Ele se sentou no chão e ficou com a mão boca, toda cortada, sem saber o que tinha acontecido. Nessa mesma hora o Ricardo, dono da academia veio até mim. Já pensei na hora que ele iria chamar a minha atenção e me expulsar de sua academia, pois ele é um cara totalmente calmo, centrado e apesar de ele já ter sido um ótimo competidor de Jiu-Jitsu e treinador de vale-tudo, nunca ouvi dizer que ele havia brigado com alguém.
Ele chegou perto e me disse: ” Miguel! Você já pensou em lutar boxe ou vale-tudo? Belo soco! Ele merecia apanhar mais, mas acho que já deve ter aprendido a lição.”
Fiquei espantado, mas contente. Minha mão doía muito. Eu tinha um pequeno corte no dedo. Achei melhor nem treinar. Na saída, o novo recepcionista Andrey me chamou. “Miguel, tem dois caras querendo falar com você ali.”
Olhei para a sala de espera. Era o Teles, filho do dono do restaurante e um amigo dele; um cara enorme, ombros largos, braços que deveriam ter pelo menos uns 47 cm a te as pernas pareciam ser bem desenvolvidas. Me aproximei deles e o Teles me apresentou: “Miguel, este aqui é o Gustavo Badel. Chamo ele assim pois ele é fã numero 1 do Badel.”

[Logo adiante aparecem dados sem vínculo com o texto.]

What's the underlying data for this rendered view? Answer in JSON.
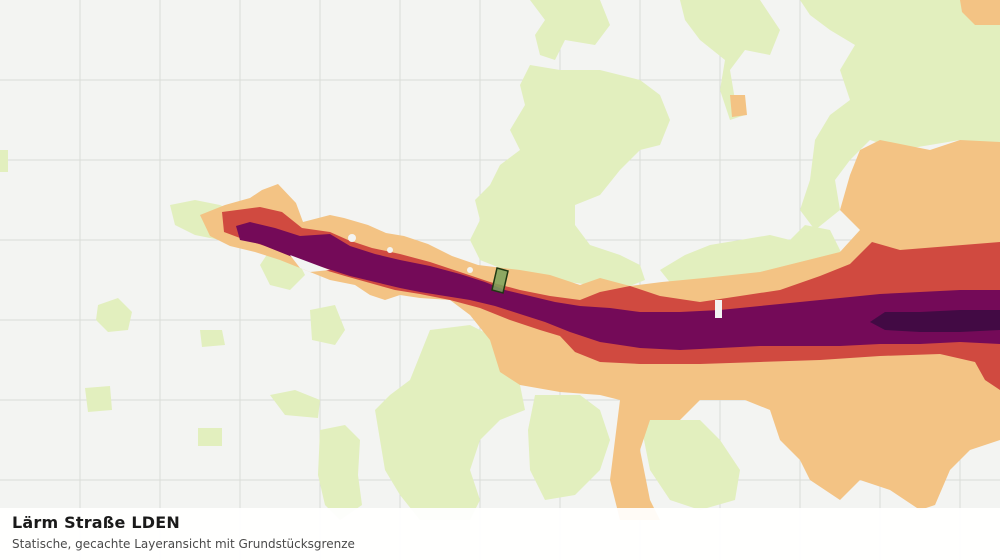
{
  "layer": {
    "title": "Lärm Straße LDEN",
    "subtitle": "Statische, gecachte Layeransicht mit Grundstücksgrenze"
  },
  "colors": {
    "background": "#f3f4f2",
    "grid": "#d9dcd8",
    "band_lowest": "#e2efbe",
    "band_low": "#f3c384",
    "band_mid": "#d04a40",
    "band_high": "#740a58",
    "band_highest": "#420a44",
    "parcel_fill": "#7aa35c",
    "parcel_outline": "#1f3a12"
  }
}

“Muito prazer Gustavo.” Apertei a mão do cara sorrindo.
“Eu odeio o Badel e meu nome verdadeiro não é Gustavo. Mas como todo mundo já me chama assim, pode me chamar também.”

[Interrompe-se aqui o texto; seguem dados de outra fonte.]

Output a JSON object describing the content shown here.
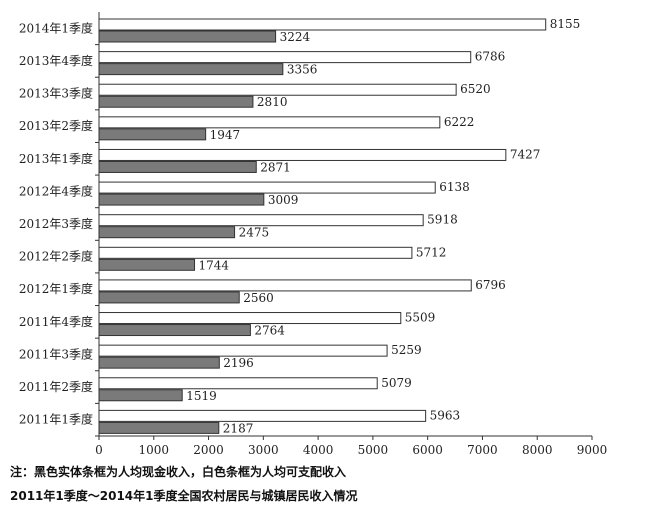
{
  "chart_data": {
    "type": "bar",
    "orientation": "horizontal",
    "categories": [
      "2014年1季度",
      "2013年4季度",
      "2013年3季度",
      "2013年2季度",
      "2013年1季度",
      "2012年4季度",
      "2012年3季度",
      "2012年2季度",
      "2012年1季度",
      "2011年4季度",
      "2011年3季度",
      "2011年2季度",
      "2011年1季度"
    ],
    "series": [
      {
        "values": [
          8155,
          6786,
          6520,
          6222,
          7427,
          6138,
          5918,
          5712,
          6796,
          5509,
          5259,
          5079,
          5963
        ],
        "color": "#ffffff"
      },
      {
        "values": [
          3224,
          3356,
          2810,
          1947,
          2871,
          3009,
          2475,
          1744,
          2560,
          2764,
          2196,
          1519,
          2187
        ],
        "color": "#7a7a7a"
      }
    ],
    "xlim": [
      0,
      9000
    ],
    "xticks": [
      0,
      1000,
      2000,
      3000,
      4000,
      5000,
      6000,
      7000,
      8000,
      9000
    ],
    "grid": false,
    "legend": "none"
  },
  "notes": {
    "line1": "注：黑色实体条框为人均现金收入，白色条框为人均可支配收入",
    "line2": "2011年1季度～2014年1季度全国农村居民与城镇居民收入情况"
  }
}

O Teles estava todo feliz, sorridente. Perguntei o porquê da alegria. Ele respondeu que era pelo soco na cara do Leo.
“Teles, não me orgulho do que fiz, mas já está feito. Pelo menos agora eu não tenho mais ninguém para eu treinar e nem para me encher o saco.”
O Teles responde de imediato: ” Você está enganado. Agora você tem dois caras para treinar. Eu e o Gustavão.”